I believe that most teachers want to play a team sport. They prefer to work together and to have big hopes, dreams and goals for their school and all its students. One of my strongest memories from my own high school teaching was the joy of working with other English teachers, even to the point of swapping classes for a few weeks so each of us could teach a play or a poet we felt particularly well-qualified to teach.
So here’s my pitch: Teaching should be recognized as a team sport, and education as a team activity. The ‘team’ is the school, and everyone in the school is on the team, including secretarial staff and custodians.
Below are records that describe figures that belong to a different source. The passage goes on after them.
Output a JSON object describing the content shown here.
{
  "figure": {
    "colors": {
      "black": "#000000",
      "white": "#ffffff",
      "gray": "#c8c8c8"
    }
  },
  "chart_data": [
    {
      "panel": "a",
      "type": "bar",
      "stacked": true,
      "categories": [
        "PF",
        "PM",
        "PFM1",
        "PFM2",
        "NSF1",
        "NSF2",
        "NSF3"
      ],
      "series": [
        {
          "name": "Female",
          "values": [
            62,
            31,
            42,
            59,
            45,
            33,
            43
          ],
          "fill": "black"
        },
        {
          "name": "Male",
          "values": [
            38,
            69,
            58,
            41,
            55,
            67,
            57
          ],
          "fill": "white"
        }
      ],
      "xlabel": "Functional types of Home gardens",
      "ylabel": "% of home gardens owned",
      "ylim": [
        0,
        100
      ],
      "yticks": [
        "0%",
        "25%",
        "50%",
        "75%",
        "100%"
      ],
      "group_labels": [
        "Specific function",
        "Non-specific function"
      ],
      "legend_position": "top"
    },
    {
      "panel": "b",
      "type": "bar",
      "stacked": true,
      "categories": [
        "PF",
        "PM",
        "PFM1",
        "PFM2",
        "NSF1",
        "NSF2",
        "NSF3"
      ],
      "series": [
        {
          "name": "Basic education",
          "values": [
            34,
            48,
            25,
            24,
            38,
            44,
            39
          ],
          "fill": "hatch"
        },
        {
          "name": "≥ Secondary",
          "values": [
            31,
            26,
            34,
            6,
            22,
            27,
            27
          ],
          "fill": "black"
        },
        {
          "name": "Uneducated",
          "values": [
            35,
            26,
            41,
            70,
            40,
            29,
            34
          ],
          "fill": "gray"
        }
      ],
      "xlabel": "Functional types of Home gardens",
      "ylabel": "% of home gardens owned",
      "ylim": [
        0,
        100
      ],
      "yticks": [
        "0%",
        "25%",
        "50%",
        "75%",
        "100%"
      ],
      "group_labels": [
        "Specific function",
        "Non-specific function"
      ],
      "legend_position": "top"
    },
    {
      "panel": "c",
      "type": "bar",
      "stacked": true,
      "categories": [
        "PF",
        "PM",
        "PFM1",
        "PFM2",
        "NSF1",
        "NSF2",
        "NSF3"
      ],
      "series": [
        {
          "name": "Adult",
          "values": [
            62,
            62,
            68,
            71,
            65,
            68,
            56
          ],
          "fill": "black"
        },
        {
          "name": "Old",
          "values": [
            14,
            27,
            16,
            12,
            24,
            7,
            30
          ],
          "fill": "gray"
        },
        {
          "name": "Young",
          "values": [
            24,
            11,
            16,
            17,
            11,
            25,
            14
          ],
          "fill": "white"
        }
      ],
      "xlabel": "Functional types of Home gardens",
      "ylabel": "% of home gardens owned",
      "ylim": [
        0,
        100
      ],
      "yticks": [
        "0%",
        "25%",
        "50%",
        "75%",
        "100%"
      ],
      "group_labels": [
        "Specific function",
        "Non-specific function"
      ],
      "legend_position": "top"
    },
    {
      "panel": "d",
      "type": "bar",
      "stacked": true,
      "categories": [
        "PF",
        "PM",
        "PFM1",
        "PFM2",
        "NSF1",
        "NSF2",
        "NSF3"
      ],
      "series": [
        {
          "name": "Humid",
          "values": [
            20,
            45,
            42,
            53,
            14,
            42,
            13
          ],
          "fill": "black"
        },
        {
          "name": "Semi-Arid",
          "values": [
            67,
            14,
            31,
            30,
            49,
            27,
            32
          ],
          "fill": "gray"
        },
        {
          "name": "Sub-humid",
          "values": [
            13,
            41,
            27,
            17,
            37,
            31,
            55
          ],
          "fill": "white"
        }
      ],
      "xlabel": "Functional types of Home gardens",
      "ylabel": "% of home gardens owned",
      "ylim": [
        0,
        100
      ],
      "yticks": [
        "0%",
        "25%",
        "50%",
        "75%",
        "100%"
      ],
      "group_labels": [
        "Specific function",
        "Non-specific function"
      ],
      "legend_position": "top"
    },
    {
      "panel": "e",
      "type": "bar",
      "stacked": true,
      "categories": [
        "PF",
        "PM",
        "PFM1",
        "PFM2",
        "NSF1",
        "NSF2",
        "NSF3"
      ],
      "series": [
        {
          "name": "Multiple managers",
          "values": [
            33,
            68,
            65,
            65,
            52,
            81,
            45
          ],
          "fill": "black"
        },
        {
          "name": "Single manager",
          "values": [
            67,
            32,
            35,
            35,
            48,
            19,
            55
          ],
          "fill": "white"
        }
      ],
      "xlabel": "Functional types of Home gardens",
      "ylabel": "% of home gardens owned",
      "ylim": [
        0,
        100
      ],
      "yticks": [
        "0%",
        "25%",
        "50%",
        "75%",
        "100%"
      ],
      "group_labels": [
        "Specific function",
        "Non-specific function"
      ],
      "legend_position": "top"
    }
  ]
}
Education’s “win-loss” record, which is more complicated than baseball’s, should include academic measures, teacher and student attendance, teacher and student turnover, community involvement, and more. (I wrote about this in ‘Trust but Verify’ and in “Addicted to Reform: A 12-Step Program to Rescue Public Education.”
And just as the winning team will divide the World Series loot into individual shares, so too could performance pay be divvied up when the team achieves its agreed-upon goals. In this system, teachers, administrators, counselors, secretaries and custodians would all share the rewards. No more divisive ‘merit pay’ for individuals….but real rewards for everyone.
A baseball season lasts 162 games, plus the post-season if they do well, and the same logic should apply to judging education. To use a familiar analogy, it’s a movie, not a snapshot, because snapshots don’t help much in baseball or in education. A player might have five hits and 6 runs batted in in one game but do poorly in every other game. A snapshot of that one great game would be very misleading.
Because education now relies on snapshots — one score on one test on that one big day — and because so much of schooling tilts against the team sport concept, we have miles to go before anyone can confidently assert that teaching–whether it’s a profession or a job–is a team sport.
I’m interested in your thoughts on this.